Uniquely, Lemur has a physics engine that simulates 'gravity' or 'friction' type behaviours, including the notorious (and sometimes derided) bouncing balls you've probably seen in Lemur demos. All very well but, history lesson aside, how does it translate to the iPad, iPhone, and iPod Touch?
And here's another question - what makes the app worth a penny short of £35, when other perfectly functional control apps are a lot less? Some scepticism might be forgiven at this point!
Stretch to fit
Getting started with Lemur isn't actually too difficult - Liine's website features a user library of free templates, initially based on 'legacy' Lemur hardware examples, so you don't have to dive straight into building your own.
Existing Lemur owners will be happy to reuse their old templates, and there's a handy Lemur Stretcher application that resizes those older templates to fit the iPad. Completed templates are loaded into the app via iTunes, or updated through the Editor over WiFi.
Lemur typically connects to your computer through an ad hoc WiFi network (routers introduce too much latency).
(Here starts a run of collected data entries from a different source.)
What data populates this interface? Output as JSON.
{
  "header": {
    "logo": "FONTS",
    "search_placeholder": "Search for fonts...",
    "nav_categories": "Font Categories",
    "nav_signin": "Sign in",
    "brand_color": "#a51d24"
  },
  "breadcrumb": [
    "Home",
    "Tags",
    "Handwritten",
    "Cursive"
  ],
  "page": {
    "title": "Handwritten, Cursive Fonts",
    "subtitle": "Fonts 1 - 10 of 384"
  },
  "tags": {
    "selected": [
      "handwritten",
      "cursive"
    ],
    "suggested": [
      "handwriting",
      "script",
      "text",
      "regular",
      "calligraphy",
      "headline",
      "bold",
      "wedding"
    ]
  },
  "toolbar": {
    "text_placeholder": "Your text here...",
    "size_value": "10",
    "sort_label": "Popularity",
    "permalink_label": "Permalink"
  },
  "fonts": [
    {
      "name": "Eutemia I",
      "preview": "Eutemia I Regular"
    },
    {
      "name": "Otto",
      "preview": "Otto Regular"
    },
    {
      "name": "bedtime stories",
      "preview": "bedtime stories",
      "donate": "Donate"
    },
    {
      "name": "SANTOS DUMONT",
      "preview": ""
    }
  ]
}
As mentioned above, it can send MIDI or OSC - for wireless MIDI communication you need to run the Lemur Daemon receiver app, but you can use a hardware MIDI interface, which is said by Liine to be the lowest-latency solution.
It was spooky to load Mu, a Live-dedicated setup that ran on the Lemur hardware, released back in early 2010 - this is like the daddy of Griid, displaying clip names and colours, and with scene launching, a mixer, device controls and sends. Mu is still totally usable, though you also need Max For Live.
What is 'ultimate'?
The biggest challenge with Lemur is figuring out an 'ultimate' control layout, if there is such a thing - most of the user library examples are somewhat brainiac looking, but don't be embarrassed to make big dumb setups with big fat buttons. Pick a template that most resembles how you want to work, then edit that, and save the scripting for later.
We missed the KBMouse object, which enabled Lemur to send keyboard commands; hopefully this powerful feature will return in the future, otherwise you can use Max/MSP or Max For Live to compensate.
Once the science project of setting up is complete, it's time to play. Liine is talking up Lemur as a stable, professional product, and the app indeed proved stable during the review period, with the controls being very responsive.
MIDI latency over WiFi was usable, but for instrument input, as with the keyboard template, latency was negligible with wired MIDI, going through IK's iRig MIDI. This would also be a safer option for live use, because iRig can provide mains power to iOS devices, unlike some other interfaces.
Tech support is greatly improved over the JazzMutant days - it's much easier to get the info you need, which was a major complaint previously. We'd like some Logic templates, and I'd suggest a free feature-limited version might help the undecided commit. In-app template editing is missing.
Lemur comes alive on the iPad - this is how it should always have been: portable, battery powered, cable-free, ready to take anywhere. It's even valid on the iPhone and iPod Touch for those odd little remote control functions, or as a sidekick to the iPad version.
Lemur will suck up all of your spare time, and your other gear might get dusty. The price? Totally worth it. This Lemur comes in at roughly £1,600 cheaper than the hardware version, and you can run it on multiple devices.
iPad's progressas a destroyer of hardware is awesome to behold, and it's found the perfect partner with Lemur. This is the most exciting development in iOS music's (short) history.